Робер повиновался — гоган был встревожен, Клемент разъярен, да и ему самому было неуютно. Каллиоль четырежды воздел руки, пробормотав что-то на все еще непонятном, но уже привычном языке, и, подойдя к Роберу, начал расстегивать ему пояс.
— С ума сошел? — с некоторой оторопью произнес Эпинэ.
— Ты не смотришь по сторонам и не считаешь червей, которых давят твои сапоги, — чтобы ответить, гоган прервал свои манипуляции, — тебе могли что-то подложить в одежду.
— Я и сам могу раздеться.
— Нет, ты слишком быстр. Если в твою одежду воткнули иглу, ты можешь уколоться. Не мешай мне.

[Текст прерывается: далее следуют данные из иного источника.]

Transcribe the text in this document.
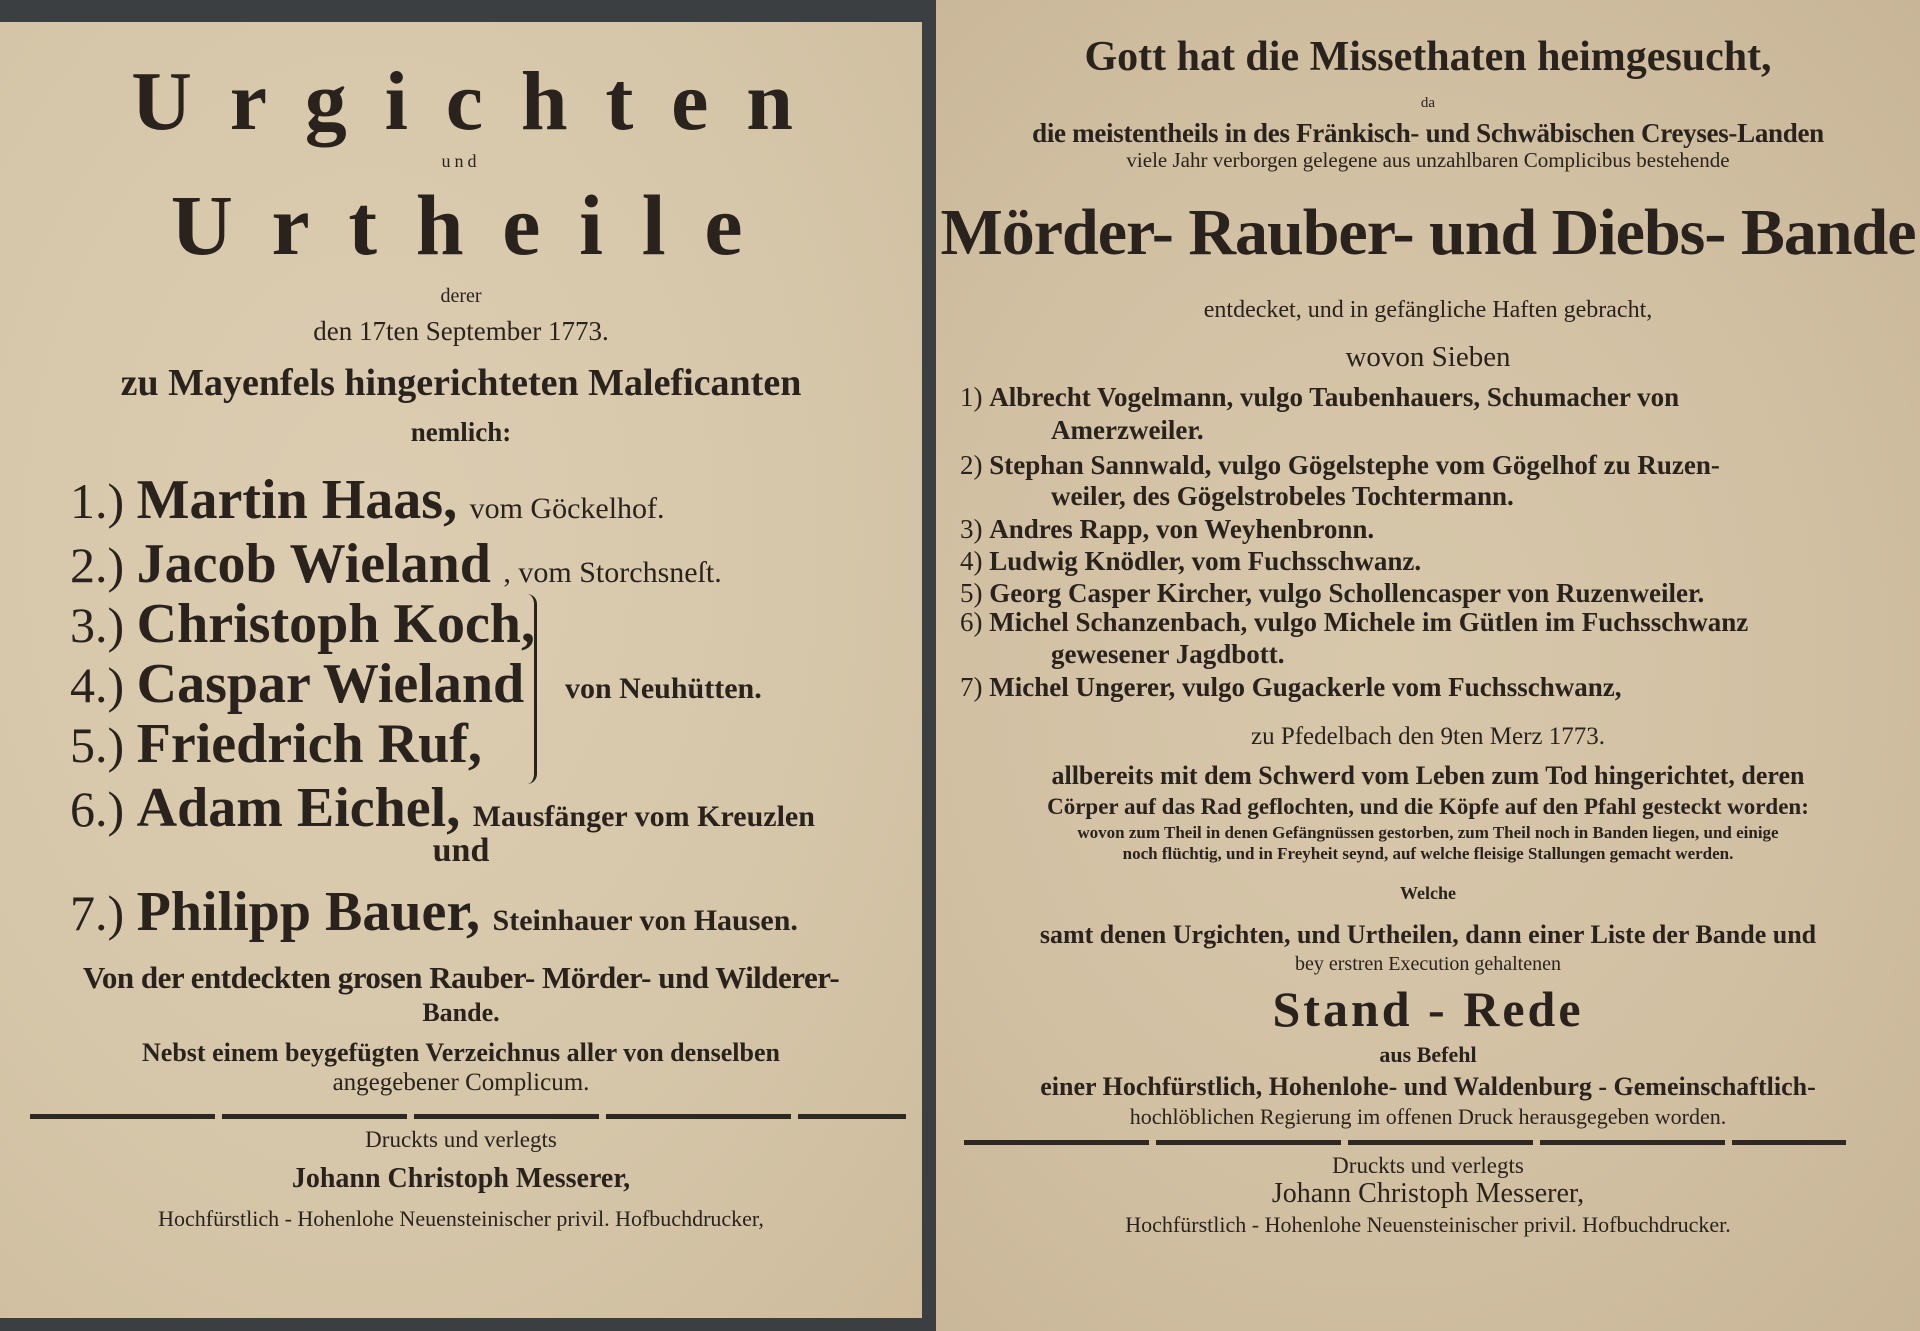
Urgichten
und
Urtheile
derer
den 17ten September 1773.
zu Mayenfels hingerichteten Maleficanten
nemlich:
1.) Martin Haas, vom Göckelhof.
2.) Jacob Wieland , vom Storchsneſt.
3.) Christoph Koch,
4.) Caspar Wieland
5.) Friedrich Ruf,
von Neuhütten.
6.) Adam Eichel, Mausfänger vom Kreuzlen
und
7.) Philipp Bauer, Steinhauer von Hausen.
Von der entdeckten grosen Rauber- Mörder- und Wilderer-
Bande.
Nebst einem beygefügten Verzeichnus aller von denselben
angegebener Complicum.
Druckts und verlegts
Johann Christoph Messerer,
Hochfürstlich - Hohenlohe Neuensteinischer privil. Hofbuchdrucker,
Gott hat die Missethaten heimgesucht,
da
die meistentheils in des Fränkisch- und Schwäbischen Creyses-Landen
viele Jahr verborgen gelegene aus unzahlbaren Complicibus bestehende
Mörder- Rauber- und Diebs- Bande
entdecket, und in gefängliche Haften gebracht,
wovon Sieben
1) Albrecht Vogelmann, vulgo Taubenhauers, Schumacher von
Amerzweiler.
2) Stephan Sannwald, vulgo Gögelstephe vom Gögelhof zu Ruzen-
weiler, des Gögelstrobeles Tochtermann.
3) Andres Rapp, von Weyhenbronn.
4) Ludwig Knödler, vom Fuchsschwanz.
5) Georg Casper Kircher, vulgo Schollencasper von Ruzenweiler.
6) Michel Schanzenbach, vulgo Michele im Gütlen im Fuchsschwanz
gewesener Jagdbott.
7) Michel Ungerer, vulgo Gugackerle vom Fuchsschwanz,
zu Pfedelbach den 9ten Merz 1773.
allbereits mit dem Schwerd vom Leben zum Tod hingerichtet, deren
Cörper auf das Rad geflochten, und die Köpfe auf den Pfahl gesteckt worden:
wovon zum Theil in denen Gefängnüssen gestorben, zum Theil noch in Banden liegen, und einige
noch flüchtig, und in Freyheit seynd, auf welche fleisige Stallungen gemacht werden.
Welche
samt denen Urgichten, und Urtheilen, dann einer Liste der Bande und
bey erstren Execution gehaltenen
Stand - Rede
aus Befehl
einer Hochfürstlich, Hohenlohe- und Waldenburg - Gemeinschaftlich-
hochlöblichen Regierung im offenen Druck herausgegeben worden.
Druckts und verlegts
Johann Christoph Messerer,
Hochfürstlich - Hohenlohe Neuensteinischer privil. Hofbuchdrucker.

В последний раз Робера раздевали, когда он был ранен. Он смутно помнил заросшие, грязные лица, отрывистые слова, из которых в память врезалось лишь «не жилец, а сапоги крепкие», привкус крови во рту. Потом он потерял сознание и пришел в себя на заваленной соломой телеге. Сапоги с него и вправду сняли, потом он случайно встретил мародера, все еще щеголявшего в его обуви, но ничего не сказал. Ту войну они проиграли, но сами. Эту, если и выиграют, то с чужой помощью, и чем это обернется? Если после одного-единственного разговора с Адгемаром его не узнал Клемент, что будет после победы?